I am so discouraged right now. I really don’t know how long will be before Version2 of Lifeteen.com to be online for the world. Without the database backbone for the site, it’s just; a pretty site to click around in. It’s like I’ve built a beautiful mansion where everyone is is welcome, but I can’t invite anyone over because there’s no electricity, no plumbing, no furniture. It just sits there getting dusty and old.

People did their work at Georgia Tech. If you didn’t do your work and do it well, you failed out. Even an average student there is an exceptional professional by everyone else’s standards. If I were back at Tech, I’d step into the College of Computing and ask for help. I’d have a dozen students around me clamoring about the best way to solve the problem. But that isn’t happening now. I am surrounded by D students who are lazy and they lie.

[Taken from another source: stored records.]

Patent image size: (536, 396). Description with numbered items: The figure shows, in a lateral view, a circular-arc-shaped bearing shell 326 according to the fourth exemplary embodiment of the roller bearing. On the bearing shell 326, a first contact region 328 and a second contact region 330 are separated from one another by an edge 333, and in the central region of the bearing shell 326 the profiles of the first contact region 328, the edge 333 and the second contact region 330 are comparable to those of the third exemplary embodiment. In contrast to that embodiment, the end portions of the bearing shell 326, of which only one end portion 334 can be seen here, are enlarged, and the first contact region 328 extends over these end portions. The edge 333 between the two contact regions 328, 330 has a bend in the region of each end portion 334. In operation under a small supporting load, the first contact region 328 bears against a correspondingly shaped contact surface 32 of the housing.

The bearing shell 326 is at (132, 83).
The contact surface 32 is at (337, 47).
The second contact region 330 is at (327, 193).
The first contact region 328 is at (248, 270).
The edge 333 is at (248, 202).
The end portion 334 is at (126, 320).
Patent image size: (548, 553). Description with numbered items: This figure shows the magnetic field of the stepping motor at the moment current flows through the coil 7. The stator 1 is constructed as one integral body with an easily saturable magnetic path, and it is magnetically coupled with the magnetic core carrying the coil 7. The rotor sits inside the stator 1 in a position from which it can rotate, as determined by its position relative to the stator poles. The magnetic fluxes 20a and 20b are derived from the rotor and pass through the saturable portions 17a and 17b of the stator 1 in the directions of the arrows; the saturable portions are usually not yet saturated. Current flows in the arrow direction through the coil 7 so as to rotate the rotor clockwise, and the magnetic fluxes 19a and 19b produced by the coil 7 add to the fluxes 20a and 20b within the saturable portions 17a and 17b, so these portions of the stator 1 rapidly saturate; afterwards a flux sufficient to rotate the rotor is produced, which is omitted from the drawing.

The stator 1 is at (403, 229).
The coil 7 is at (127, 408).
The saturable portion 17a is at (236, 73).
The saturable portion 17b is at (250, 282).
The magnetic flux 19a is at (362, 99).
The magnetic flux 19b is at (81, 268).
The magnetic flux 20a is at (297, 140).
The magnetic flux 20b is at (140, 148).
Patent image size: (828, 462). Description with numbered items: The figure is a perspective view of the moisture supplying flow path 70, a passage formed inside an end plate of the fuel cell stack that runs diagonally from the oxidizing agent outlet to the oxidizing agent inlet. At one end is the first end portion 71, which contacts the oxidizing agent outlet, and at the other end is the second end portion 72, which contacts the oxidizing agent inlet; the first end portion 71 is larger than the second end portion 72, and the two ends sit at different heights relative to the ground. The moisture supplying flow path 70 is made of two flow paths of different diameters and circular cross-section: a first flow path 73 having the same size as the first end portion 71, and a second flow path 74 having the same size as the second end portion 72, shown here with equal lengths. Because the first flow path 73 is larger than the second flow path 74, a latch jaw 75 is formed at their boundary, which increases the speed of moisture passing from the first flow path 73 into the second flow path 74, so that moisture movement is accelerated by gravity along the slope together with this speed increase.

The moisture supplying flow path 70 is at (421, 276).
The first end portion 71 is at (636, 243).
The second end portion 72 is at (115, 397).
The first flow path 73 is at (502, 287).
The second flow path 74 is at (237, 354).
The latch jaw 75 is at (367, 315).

So in desperation, I emailed the Georgia Tech Alumni Association here in Arizona. I didn’t even know there was a GT group in Arizona. I just searched around, wrote some emails, and prayed. Maybe they’ll know someone who does their job.

I am embarrassed I even have to write about this…that my life is being wasted by incompetent people. I thought this part of my life was done, that now is the time where I spread my wings and soar.

For years I’ve read success stories about when bright minds get together and make miracles. Talent, passion, ambition…it all comes together for something great. I pray that God would lead me to the right people. I have to have faith.